I just watched a really lovely documentary called Lost in Living. The director, Mary Trunk, followed the lives of four women, who were both mothers and artists, for seven years. This film is by turns, intimate, philosophical and poignant.
Although I don’t have children, the idea of motherhood is something that I lived with pretty actively for a decade. For ten years Paul and I didn’t use birth control, although the “trying” happened in patches and waves, and ebbed as years passed, along with our sense of “it” really ever happening. Still, for me, there was always a “catch” of possibility each month, like an inhale of breath, some point when I thought “maybe” and in that moment, I would imagine my whole life diverging from whatever it was at that point. I would calculate my due date already re-arranging travel plans, school workload, entire career trajectories. In those moments, I was always simultaneously excited and scared of losing my identity and my dreams of accomplishment. The subjects of this film give voice to a lot of those feelings with an honesty I don’t think I’ve seen before in a film. Much of their experience I also relate to, because it is not just about children, but is about balancing life and art, and about doing so from one’s position as a woman. It also tracks the difficulty of maintaining friendships through life changes–and although this involves on two of the four subjects, it is one of the most compelling aspects of the film.
This trailer is ten minutes, which is long–but I like it much better than the three-minute one–so just watch a couple of minutes of it.
4 thoughts on “Movie Report: Lost in Living”
I gotta see this. Thanks for the reco! Miss you!

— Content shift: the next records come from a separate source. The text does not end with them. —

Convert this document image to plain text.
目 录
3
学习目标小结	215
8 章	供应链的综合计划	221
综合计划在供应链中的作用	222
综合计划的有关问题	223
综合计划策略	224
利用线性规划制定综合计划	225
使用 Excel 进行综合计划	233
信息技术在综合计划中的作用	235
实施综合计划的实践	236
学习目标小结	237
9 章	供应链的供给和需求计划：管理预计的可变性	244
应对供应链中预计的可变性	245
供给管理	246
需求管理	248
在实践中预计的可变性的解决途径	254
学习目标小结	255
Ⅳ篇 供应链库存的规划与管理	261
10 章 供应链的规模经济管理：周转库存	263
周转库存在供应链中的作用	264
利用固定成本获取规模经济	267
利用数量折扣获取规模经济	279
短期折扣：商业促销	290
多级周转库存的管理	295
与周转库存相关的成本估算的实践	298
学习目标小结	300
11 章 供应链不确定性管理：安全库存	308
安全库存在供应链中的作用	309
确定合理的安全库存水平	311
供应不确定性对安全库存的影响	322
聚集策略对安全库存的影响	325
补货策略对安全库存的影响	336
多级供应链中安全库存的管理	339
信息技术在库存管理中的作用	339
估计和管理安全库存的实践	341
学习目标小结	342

Miss you too. Yes, I think you’d like it. One of the first quotes in the trailer is about physically being confined to second gear when you still have in mind a destination you’d prefer to get to faster. And I thought, it’s not just about kids–it’s also illness and other random circumstances that require the same kind of acceptance. You must be feeling that in spades recently! Plus, the kids!
Hey Barrington, Never saw this. Thanks so much!! -Mary
Thank you Barrington. I am Caren from the film, the tall painter turned editor. I am so glad the film resonated with you. Thank you for blogging about it.